Back in June, the women of Bilao and Hellalumpia, two pop-ups in the aforementioned feature, gathered around a table to hash out plans for their new collaboration: Bahay. When two pop-ups collide, only good things happen. Bahay means “house” or “home” in Tagalog, and it’s a nod to the place we’re all spending much more time in. And these sharp minds of Dallas’ Filipino food movement understand this. Bahay launched in time for the Fourth of July, selling grill kits with barbecue skewers, pork ribs, garlic fried rice, and more. Each weekend they post up at places like Lakewood Growler or Marie’s Kitchen in North Dallas (another Filipino outpost) where you can pickup preordered takeout. Pancit, lumpia, ube rice krispy treats—most recently they did a brunch menu (remember brunch?).

They’re leaving the concept of Bahay open so as to not cook themselves into a corner—they won’t only roll lumpia or construct Filipino barbecue pork and shrimp meal kits. Bahay is a house of many rooms. Each door unlocks a different dish, a different flavor, or a different experience. That’s the flexibility of a pop-up; you aren’t fixed in one place and you don’t have to be rigid in your food.

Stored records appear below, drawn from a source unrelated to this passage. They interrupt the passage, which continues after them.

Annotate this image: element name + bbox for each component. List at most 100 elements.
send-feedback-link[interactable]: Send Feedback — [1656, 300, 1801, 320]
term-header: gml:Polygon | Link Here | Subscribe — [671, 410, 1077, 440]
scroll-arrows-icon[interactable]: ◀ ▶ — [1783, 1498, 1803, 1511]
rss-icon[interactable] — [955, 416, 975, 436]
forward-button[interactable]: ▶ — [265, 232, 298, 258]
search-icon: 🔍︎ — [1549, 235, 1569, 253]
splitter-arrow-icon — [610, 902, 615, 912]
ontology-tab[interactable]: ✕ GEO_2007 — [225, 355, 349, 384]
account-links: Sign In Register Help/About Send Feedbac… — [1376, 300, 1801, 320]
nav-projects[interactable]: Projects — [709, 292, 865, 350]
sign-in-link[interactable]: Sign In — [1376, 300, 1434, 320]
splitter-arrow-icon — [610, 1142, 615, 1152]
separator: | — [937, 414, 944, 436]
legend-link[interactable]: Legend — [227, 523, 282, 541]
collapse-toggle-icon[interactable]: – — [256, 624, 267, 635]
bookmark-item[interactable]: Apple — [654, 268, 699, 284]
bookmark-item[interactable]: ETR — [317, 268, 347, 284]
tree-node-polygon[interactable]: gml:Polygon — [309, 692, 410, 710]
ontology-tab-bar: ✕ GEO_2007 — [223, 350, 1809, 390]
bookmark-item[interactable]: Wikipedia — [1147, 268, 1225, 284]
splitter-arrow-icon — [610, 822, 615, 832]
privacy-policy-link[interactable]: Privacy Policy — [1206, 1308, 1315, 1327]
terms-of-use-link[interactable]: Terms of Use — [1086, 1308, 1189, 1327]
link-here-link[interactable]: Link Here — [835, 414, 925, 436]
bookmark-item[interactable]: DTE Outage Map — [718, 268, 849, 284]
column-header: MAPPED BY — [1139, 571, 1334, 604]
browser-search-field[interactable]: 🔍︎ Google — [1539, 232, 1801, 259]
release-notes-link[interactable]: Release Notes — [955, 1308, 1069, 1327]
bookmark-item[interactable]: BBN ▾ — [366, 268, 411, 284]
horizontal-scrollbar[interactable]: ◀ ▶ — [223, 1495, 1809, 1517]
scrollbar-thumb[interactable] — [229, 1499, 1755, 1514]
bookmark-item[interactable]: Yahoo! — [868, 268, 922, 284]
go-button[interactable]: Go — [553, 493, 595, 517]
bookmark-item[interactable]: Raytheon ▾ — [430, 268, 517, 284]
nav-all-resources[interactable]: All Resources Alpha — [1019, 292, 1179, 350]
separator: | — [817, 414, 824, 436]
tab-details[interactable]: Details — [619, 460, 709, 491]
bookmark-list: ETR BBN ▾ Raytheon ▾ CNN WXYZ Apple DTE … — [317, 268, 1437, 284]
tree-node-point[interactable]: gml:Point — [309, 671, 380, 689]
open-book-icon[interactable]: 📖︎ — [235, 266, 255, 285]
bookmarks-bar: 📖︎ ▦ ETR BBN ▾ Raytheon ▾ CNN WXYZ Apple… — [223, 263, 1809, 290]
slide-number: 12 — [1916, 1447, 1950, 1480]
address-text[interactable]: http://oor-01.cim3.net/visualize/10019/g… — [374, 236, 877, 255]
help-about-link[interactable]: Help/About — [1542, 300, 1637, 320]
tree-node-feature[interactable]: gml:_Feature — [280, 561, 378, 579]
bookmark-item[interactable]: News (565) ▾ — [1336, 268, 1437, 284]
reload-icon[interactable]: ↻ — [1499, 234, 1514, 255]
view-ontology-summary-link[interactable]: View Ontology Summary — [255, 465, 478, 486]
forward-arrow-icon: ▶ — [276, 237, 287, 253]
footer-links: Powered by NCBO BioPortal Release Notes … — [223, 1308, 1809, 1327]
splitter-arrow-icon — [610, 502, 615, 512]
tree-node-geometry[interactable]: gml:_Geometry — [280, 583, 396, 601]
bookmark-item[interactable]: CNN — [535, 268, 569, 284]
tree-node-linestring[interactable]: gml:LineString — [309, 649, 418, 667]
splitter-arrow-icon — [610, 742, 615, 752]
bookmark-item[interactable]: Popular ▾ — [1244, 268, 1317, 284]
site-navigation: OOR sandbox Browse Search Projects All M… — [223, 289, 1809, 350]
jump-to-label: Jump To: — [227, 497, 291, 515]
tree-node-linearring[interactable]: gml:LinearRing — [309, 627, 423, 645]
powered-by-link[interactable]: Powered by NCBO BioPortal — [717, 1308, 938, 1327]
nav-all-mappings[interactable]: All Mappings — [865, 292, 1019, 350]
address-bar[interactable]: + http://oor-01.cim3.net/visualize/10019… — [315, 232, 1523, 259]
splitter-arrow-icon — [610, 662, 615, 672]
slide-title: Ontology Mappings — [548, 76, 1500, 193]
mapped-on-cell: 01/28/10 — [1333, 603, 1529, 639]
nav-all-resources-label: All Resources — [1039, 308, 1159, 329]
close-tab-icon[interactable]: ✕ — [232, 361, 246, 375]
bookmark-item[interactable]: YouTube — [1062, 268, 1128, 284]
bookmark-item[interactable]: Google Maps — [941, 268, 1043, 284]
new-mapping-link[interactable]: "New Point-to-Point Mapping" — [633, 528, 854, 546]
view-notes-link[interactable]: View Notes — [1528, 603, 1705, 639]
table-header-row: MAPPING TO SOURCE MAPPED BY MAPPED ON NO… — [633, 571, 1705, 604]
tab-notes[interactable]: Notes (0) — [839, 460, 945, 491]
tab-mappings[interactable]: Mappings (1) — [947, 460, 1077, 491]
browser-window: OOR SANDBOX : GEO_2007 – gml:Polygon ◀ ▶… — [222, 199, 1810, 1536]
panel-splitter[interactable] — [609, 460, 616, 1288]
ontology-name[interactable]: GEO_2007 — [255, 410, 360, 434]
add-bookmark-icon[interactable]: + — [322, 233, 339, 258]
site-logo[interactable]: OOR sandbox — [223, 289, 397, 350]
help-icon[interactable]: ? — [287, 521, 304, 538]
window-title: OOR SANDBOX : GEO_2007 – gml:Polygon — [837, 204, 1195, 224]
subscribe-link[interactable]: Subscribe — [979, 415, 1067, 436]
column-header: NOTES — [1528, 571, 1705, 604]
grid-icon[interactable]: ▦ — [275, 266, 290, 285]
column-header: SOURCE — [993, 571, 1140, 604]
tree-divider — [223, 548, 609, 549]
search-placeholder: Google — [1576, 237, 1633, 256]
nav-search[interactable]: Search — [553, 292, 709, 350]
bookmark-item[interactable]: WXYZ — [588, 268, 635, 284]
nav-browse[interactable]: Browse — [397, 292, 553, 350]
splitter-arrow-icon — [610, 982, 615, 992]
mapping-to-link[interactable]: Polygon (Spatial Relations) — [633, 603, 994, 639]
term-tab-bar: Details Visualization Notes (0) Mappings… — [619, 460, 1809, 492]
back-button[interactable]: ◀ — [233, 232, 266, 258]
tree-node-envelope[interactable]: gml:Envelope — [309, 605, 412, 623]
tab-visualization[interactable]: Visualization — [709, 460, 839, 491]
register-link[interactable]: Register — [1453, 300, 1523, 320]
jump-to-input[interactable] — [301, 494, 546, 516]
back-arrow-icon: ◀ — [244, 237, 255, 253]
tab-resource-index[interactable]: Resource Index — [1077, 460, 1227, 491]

Denise Apigo of Bilao jokes about how her sister once told her, teasingly, “You should name your menu, ‘The Menu That Tita Disapproves of.'”

Not Your Lola’s, too, doesn’t get bogged down in tradition. The guys behind this pop-up create modern spins on Filipino food, be it okra lumpia—their play on the Texas barbecue side—or longanisa meatball roll. A week ago, after a hiatus, Not Your Lola’s was slinging Filipino barbecue at Trinity Cider in Deep Ellum. Watch their Instagram for another announcement for preorders.

Ulam, the pop-up that Anna Swann started in 2017, is a beloved go-to. She’s hosting a preorder-and-pickup pop-up at Khao Noodle Shop on August 28. Meanwhile newcomer The Pandesal Palace has burst onto the scene, selling out of their incredible baked goods each weekend (the dulce de leche ensaymadas are a must).

In March, right before the city shut down, I went to the first-ever Filipino Food Festival in Dallas at Four Corner’s Brewing, surely one of the last allowable mass gatherings. It was packed. Hours-long lines wending out the taproom and throughout the beer garden, populated by folks balancing El Chingón beer in one hand and mini plates of lumpia in the other. The vendors didn’t anticipate the sheer number of folks who would turn out for the inaugural fest. Many food booths were selling out long before the event’s end time to some disappointed fest-goers, but mostly people remained in good spirits. I think they were feeling seen, uplifted by the community showing up, inspired by how many desperately wanted to eat their food.

The ladies of Bahay hope its the first of many more Filipino Food Festivals. “We want future chefs out there to have a venue or have an avenue,” says Rachel Trammell, one half of Hellalumpia with Sarah Rañola. “We want to be the people that we were looking for when we started out.”

After all, a food movement halts for no one and nothing, including a pandemic. I’ll be dreaming of a time when we can tightly fill a brewery again, waiting for passed bites of food, laughing at how ridiculous we all are for spending a whole day doing this, talking about how each morsel is entirely worth it.

Until then, I hope you’ll be ordering a taste of what our Filipino food scene has to offer.